Middle Eastern Studies
- Discipline: Middle-Eastern studies
- Language: English
- Edited by: Saul Kelly, Helen Kedourie

Publication details
- History: 1964–present
- Publisher: Taylor & Francis
- Frequency: Bimonthly
- Impact factor: 0.443 (2016)

Standard abbreviations
- ISO 4: Middle East. Stud.

Indexing
- ISSN: 0026-3206 (print) 1743-7881 (web)
- LCCN: 65009869
- OCLC no.: 875122033

Links
- Journal homepage; Online access; Online archive;

= Middle Eastern Studies (journal) =

Middle Eastern Studies is a bimonthly peer-reviewed academic journal of Middle-Eastern studies. It was established in 1964 by Elie Kedourie, who served as editor-in-chief from 1964 to 1992, and is published by Taylor & Francis. From 1992 to 2016, the journal was edited by Sylvia Kedourie. It is now co-edited by Saul Kelly and Helen Kedourie.

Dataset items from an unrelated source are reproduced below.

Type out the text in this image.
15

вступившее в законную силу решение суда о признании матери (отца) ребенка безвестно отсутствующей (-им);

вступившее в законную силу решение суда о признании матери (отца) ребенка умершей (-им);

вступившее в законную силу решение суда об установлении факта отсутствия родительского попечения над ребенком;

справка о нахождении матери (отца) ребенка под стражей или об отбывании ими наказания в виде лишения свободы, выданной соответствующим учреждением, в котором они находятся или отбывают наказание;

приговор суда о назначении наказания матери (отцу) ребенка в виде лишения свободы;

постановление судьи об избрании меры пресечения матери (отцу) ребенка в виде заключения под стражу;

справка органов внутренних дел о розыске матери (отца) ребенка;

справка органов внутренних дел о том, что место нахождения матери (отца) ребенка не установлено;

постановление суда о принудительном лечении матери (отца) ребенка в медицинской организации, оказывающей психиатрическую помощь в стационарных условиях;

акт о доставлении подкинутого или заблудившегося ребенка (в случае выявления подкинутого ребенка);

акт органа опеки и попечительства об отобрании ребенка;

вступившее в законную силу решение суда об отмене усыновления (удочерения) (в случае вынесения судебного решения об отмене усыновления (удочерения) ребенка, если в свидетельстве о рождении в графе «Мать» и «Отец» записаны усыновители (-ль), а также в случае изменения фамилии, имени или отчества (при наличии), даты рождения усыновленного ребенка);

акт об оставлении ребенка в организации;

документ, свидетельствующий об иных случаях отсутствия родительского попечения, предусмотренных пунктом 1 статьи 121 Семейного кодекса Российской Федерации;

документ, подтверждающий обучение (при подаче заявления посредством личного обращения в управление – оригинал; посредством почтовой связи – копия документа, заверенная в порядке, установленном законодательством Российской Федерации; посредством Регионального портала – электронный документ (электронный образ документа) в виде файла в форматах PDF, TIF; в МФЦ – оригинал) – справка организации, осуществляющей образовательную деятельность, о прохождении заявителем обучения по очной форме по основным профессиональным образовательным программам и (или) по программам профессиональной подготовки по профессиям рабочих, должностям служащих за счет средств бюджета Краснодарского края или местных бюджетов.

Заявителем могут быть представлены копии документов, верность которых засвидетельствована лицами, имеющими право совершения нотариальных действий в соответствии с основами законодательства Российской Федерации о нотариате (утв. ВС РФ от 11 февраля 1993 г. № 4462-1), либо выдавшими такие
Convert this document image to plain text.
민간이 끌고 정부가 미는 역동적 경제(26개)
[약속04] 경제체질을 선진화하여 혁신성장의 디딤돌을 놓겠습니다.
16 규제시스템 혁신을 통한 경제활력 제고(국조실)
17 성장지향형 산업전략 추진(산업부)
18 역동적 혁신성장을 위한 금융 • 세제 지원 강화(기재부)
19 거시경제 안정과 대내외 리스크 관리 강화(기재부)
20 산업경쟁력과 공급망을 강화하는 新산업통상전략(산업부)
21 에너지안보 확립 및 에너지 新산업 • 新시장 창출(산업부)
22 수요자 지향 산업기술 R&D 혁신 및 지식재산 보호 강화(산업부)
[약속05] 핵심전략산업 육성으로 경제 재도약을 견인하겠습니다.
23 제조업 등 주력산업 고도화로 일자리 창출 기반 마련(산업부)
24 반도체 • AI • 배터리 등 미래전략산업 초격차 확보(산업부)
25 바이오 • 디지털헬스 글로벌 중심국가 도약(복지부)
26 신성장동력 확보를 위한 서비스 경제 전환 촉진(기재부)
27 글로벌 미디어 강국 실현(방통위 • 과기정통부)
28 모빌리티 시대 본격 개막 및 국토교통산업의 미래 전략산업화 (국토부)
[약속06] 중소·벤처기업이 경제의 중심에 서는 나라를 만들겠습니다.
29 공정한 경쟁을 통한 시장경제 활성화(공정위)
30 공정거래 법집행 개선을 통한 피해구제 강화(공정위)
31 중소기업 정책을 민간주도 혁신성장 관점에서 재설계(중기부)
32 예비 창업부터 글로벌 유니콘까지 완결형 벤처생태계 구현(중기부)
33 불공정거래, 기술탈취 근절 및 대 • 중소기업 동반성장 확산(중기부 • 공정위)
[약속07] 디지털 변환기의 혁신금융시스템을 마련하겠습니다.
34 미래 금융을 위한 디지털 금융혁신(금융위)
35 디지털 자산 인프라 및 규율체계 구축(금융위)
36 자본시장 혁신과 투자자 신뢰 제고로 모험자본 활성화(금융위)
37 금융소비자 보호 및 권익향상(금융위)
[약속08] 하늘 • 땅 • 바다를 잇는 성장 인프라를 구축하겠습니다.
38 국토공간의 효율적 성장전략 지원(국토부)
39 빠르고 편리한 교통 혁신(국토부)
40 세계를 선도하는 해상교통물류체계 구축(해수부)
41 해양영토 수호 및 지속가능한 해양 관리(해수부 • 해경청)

==Abstracting and indexing==
The journal is abstracted and indexed in:

- Academic Search Premier
- CSA databases
- Current Contents/Social & Behavioral Sciences
- EBSCO databases
- GEOBASE
- International Bibliography of Periodical Literature
- Index Islamicus
- International Bibliography of the Social Sciences
- International Political Science Abstracts
- Linguistic Bibliography
- Modern Language Association Database
- ProQuest databases
- Scopus
- Social Sciences Citation Index

According to the Journal Citation Reports, the journal has a 2016 impact factor of 0.443.